Me: Would you recommend contract work to ETSing service members?

Hooker: I have recommended it to each and every soldier I’ve had under me. The kids who I used to be a squad leader for. All the ones who are single and are just waiting to get out of the Army, I say absolutely. Before you slow down and get used to being a civilian again, go over and make that money. Even if it’s just for 1 year, it’s a door opener for sure. Companies who previously overlooked my resume are now calling me, asking me to work for them. I say do it while you’re young and care free. Get the experience, make the money, build that resume, and move on with your life.

 

Me: You recently got hired by Lockheed Martin, what do you do for them?
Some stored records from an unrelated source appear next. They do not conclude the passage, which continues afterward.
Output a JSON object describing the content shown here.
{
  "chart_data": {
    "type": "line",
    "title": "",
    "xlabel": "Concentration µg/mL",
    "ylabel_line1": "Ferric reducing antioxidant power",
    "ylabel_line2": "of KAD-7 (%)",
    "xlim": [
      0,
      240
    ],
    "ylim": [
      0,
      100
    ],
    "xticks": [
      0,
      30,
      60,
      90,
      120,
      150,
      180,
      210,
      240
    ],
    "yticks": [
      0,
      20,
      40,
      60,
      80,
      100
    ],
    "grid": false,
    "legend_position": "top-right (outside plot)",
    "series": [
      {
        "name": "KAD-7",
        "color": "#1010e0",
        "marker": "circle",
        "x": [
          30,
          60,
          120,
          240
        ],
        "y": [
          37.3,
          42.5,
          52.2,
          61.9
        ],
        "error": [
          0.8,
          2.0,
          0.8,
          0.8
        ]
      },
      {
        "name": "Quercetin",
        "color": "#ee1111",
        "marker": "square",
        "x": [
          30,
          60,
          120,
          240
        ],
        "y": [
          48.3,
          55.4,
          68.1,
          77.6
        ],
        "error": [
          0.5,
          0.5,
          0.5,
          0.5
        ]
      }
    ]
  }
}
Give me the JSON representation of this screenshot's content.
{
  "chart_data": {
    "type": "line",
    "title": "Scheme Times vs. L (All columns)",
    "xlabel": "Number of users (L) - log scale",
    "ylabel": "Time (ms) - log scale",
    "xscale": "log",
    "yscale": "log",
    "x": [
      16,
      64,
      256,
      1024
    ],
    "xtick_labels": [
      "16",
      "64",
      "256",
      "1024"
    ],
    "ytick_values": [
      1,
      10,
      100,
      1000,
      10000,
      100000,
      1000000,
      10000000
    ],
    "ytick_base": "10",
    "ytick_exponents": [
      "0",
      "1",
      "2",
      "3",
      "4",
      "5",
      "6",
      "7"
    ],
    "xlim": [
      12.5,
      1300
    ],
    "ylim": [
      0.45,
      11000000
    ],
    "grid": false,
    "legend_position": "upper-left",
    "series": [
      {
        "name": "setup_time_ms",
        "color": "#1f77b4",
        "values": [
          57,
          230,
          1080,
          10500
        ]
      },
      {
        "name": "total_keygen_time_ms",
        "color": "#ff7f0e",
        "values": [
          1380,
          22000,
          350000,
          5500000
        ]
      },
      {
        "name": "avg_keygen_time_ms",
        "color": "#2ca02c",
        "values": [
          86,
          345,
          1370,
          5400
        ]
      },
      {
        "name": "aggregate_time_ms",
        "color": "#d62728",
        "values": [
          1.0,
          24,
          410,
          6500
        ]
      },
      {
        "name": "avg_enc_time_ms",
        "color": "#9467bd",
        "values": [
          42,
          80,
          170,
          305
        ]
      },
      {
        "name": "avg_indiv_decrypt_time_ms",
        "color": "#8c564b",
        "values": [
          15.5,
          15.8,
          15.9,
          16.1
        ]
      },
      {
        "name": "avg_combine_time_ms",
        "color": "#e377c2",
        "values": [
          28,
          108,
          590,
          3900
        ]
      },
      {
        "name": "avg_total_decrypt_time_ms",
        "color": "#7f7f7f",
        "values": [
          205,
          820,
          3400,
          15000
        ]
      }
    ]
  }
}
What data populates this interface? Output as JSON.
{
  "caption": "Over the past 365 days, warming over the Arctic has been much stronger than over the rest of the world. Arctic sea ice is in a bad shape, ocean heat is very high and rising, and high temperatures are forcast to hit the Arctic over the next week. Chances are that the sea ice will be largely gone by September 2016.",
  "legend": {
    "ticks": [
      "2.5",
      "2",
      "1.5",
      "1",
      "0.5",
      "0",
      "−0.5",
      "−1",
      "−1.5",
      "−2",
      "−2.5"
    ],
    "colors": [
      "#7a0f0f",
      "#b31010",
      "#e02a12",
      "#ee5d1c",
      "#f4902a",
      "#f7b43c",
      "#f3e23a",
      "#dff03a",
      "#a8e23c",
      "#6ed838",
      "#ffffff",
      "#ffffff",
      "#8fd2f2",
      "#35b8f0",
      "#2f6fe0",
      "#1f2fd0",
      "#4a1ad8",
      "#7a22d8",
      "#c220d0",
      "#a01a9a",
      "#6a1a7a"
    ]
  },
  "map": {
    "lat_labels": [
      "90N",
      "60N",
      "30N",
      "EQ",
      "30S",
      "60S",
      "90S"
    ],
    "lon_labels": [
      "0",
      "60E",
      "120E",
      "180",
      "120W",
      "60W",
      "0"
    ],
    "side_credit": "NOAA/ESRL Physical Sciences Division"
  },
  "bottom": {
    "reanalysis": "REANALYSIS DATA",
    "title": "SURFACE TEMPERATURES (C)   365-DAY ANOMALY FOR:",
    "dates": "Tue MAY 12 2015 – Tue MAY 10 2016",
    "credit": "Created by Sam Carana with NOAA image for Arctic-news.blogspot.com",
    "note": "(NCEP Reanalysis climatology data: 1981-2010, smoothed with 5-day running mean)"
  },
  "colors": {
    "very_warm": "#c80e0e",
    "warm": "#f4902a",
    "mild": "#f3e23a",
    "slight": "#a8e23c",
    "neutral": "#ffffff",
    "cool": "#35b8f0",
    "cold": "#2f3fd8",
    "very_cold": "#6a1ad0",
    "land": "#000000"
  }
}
Hooker: I landed a full-time employment working on various Rotary Wing aircraft at Ft. Campbell, KY. The projects specifically, I am not at liberty to disclose.

Me: Any cool projects you are at liberty to discuss?

Hooker: The MQ-5B Hunter UAV, actually has some pretty awesome payloads and missions, from finding IEDs and locating high profile targets, it was amazing to see the eye in the sky at work. We saved a lot of lives.

Me: Do you regret contracting and doing something else?

Hooker: Some days I regret taking that year overseas, I missed my grandfather’s funeral, my nephew being born, and a whole NCAA football season. The money helped me experience all kinds of things I couldn’t have anywhere else. I spent two weeks in the U.S. Virgin Islands, and Hawaii. You can’t do that on the GI Bill.

Disclaimer: The content in this article is the opinion of the writer and does not necessarily reflect the policies or opinions of US Patriot Tactical.

Angelo Pisa

Angelo grew up in California before enlisting in the United States Army in the summer of 2013. After an unfortunate injury, he left the Army in December of 2014. He now spends his time running two growing businesses and is in the process of starting another. His hobbies include sports, anything automotive and firearms.